WHEREAS, these subminimum-wage employers, having a vested financial interest in the continuation of the public and philanthropic subsidies that prop up their subminimum-wage business model, are actively lobbying against the repeal of Section 14(c); and

WHEREAS, to combat the efforts of those that would continue to exploit people with disabilities as second class workers, the members of the National Federation of the Blind will continue to raise public awareness about this issue through boycotts, protests, and educational forums to speak the truth about Section 14(c); and

WHEREAS, the truth is that segregated subminimum-wage work environments are not transitional job-training service providers for workers with disabilities, as shown by data from a U.S. Government Accountability Office report that less than five percent of workers with disabilities transition into mainstream employment; moreover, research conducted by Dr.

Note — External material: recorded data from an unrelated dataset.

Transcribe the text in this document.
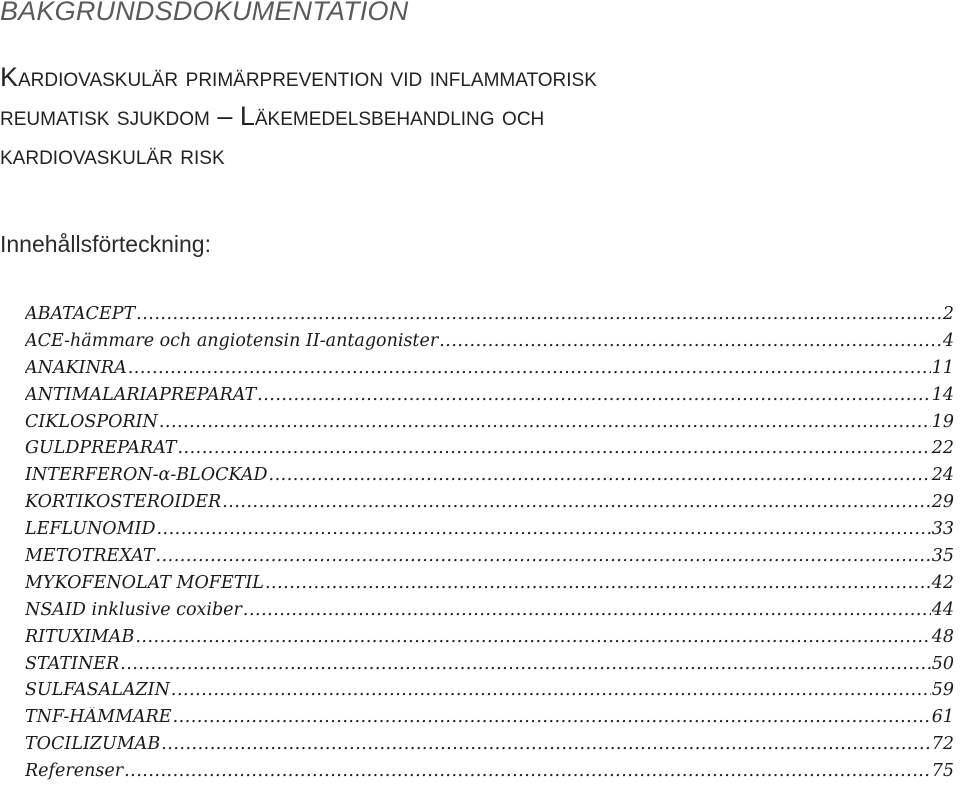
BAKGRUNDSDOKUMENTATION
Kardiovaskulär primärprevention vid inflammatorisk
reumatisk sjukdom – Läkemedelsbehandling och
kardiovaskulär risk
Innehållsförteckning:
ABATACEPT .....	2
ACE-hämmare och angiotensin II-antagonister .....	4
ANAKINRA .....	11
ANTIMALARIAPREPARAT .....	14
CIKLOSPORIN .....	19
GULDPREPARAT .....	22
INTERFERON-α-BLOCKAD .....	24
KORTIKOSTEROIDER .....	29
LEFLUNOMID .....	33
METOTREXAT .....	35
MYKOFENOLAT MOFETIL .....	42
NSAID inklusive coxiber .....	44
RITUXIMAB .....	48
STATINER .....	50
SULFASALAZIN .....	59
TNF-HÄMMARE .....	61
TOCILIZUMAB .....	72
Referenser .....	75
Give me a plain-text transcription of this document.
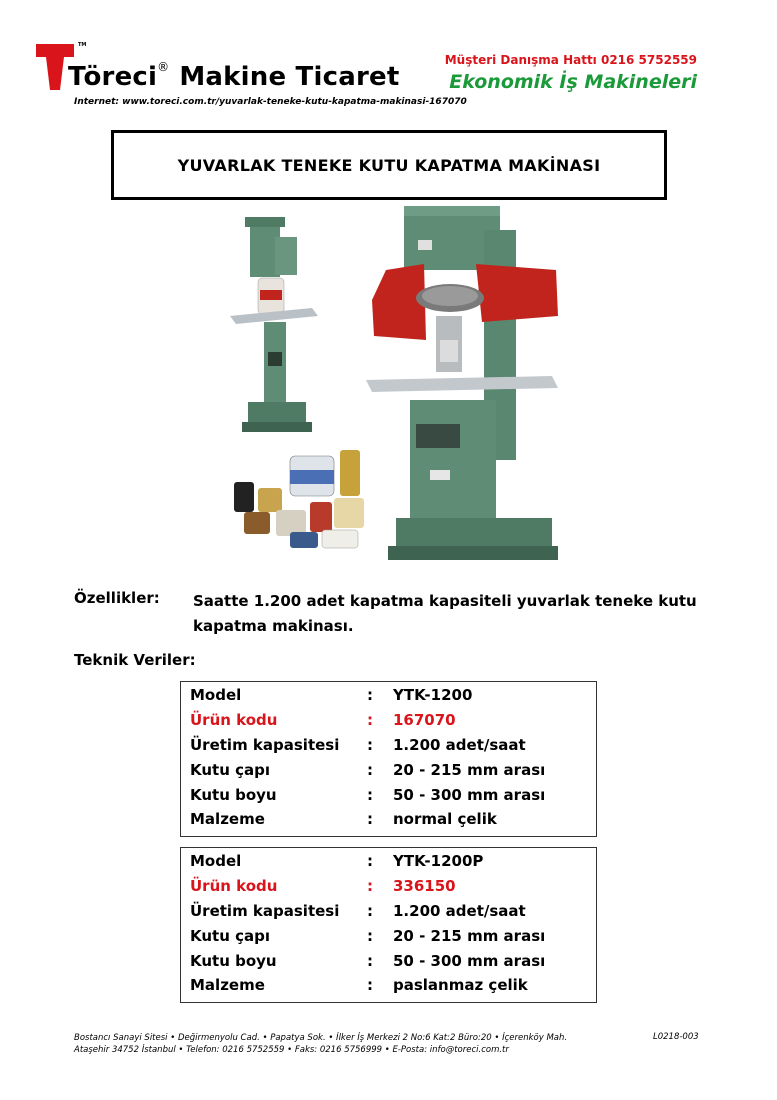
TM
Töreci® Makine Ticaret
Müşteri Danışma Hattı 0216 5752559
Ekonomik İş Makineleri
Internet: www.toreci.com.tr/yuvarlak-teneke-kutu-kapatma-makinasi-167070
YUVARLAK TENEKE KUTU KAPATMA MAKİNASI
Özellikler: Saatte 1.200 adet kapatma kapasiteli yuvarlak teneke kutu kapatma makinası.
Teknik Veriler:
Model	:	YTK-1200
Ürün kodu	:	167070
Üretim kapasitesi	:	1.200 adet/saat
Kutu çapı	:	20 - 215 mm arası
Kutu boyu	:	50 - 300 mm arası
Malzeme	:	normal çelik
Model	:	YTK-1200P
Ürün kodu	:	336150
Üretim kapasitesi	:	1.200 adet/saat
Kutu çapı	:	20 - 215 mm arası
Kutu boyu	:	50 - 300 mm arası
Malzeme	:	paslanmaz çelik
Bostancı Sanayi Sitesi • Değirmenyolu Cad. • Papatya Sok. • İlker İş Merkezi 2 No:6 Kat:2 Büro:20 • İçerenköy Mah.
Ataşehir 34752 İstanbul • Telefon: 0216 5752559 • Faks: 0216 5756999 • E-Posta: info@toreci.com.tr
L0218-003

Robert Cimera of Kent State University shows that work habits learned in a segregated work environment must be unlearned in order for workers with disabilities to become competitively employed; and

WHEREAS, the truth is that the payment of subminimum wages is not an incentive for mainstream employers to hire workers with disabilities; mainstream employers want a productive workforce, and the solution is to provide people with disabilities with the proper training and support to be productive employees; and

WHEREAS, if people are too severely disabled to perform competitive work, our society can still do better for them than condemning them to drudgery day after day earning pennies an hour; and

WHEREAS, the members of the National Federation of the Blind resolved in Convention assembled the seventh day of July, 2011, in the city of Orlando, Florida, to call upon the United States Congress to introduce and pass the Fair Wages for Workers with Disabilities Act of 2011; and

WHEREAS, on October 4, 2011, Congressman Cliff Stearns of Florida introduced H.R. 3086, the Fair Wages for Workers with Disabilities Act of 2011, to phase out the use of special wage certificates over a three-year period and eventually to repeal Section 14(c) of the FLSA; and

WHEREAS, the lead co-sponsor of H.R. 3086, Congressman Tim Bishop of New York, has been joined by eighty additional cosponsors of this landmark piece of disability rights legislation: Now, therefore,

BE IT RESOLVED by the National Federation of the Blind in Convention assembled this fourth day of July, 2012, in the city of Dallas, Texas, that this organization commend Congressman Stearns, Congressman Bishop, and all other cosponsors of H.R. 3086, the Fair Wages for Workers with Disabilities Act, for having the courage, creativity, and belief in the capacity of people with disabilities to advance the legislation; and

BE IT FURTHER RESOLVED that this organization call upon the Education and Workforce Committee of the U.S. House of Representatives to conduct an immediate hearing on H.R. 3086 in order to separate myth from reality and to learn the truth about the employment capacity of people with disabilities; and

BE IT FURTHER RESOLVED that this organization call upon the United States Congress to pass this legislation with all due speed, repealing Section 14(c) of the Fair Labor Standards Act and freeing workers with disabilities from nearly seventy-five years of discriminatory wage practices; and

BE IT FURTHER RESOLVED that we condemn and deplore every entity that continues to exploit people with disabilities through the payment of subminimum wages.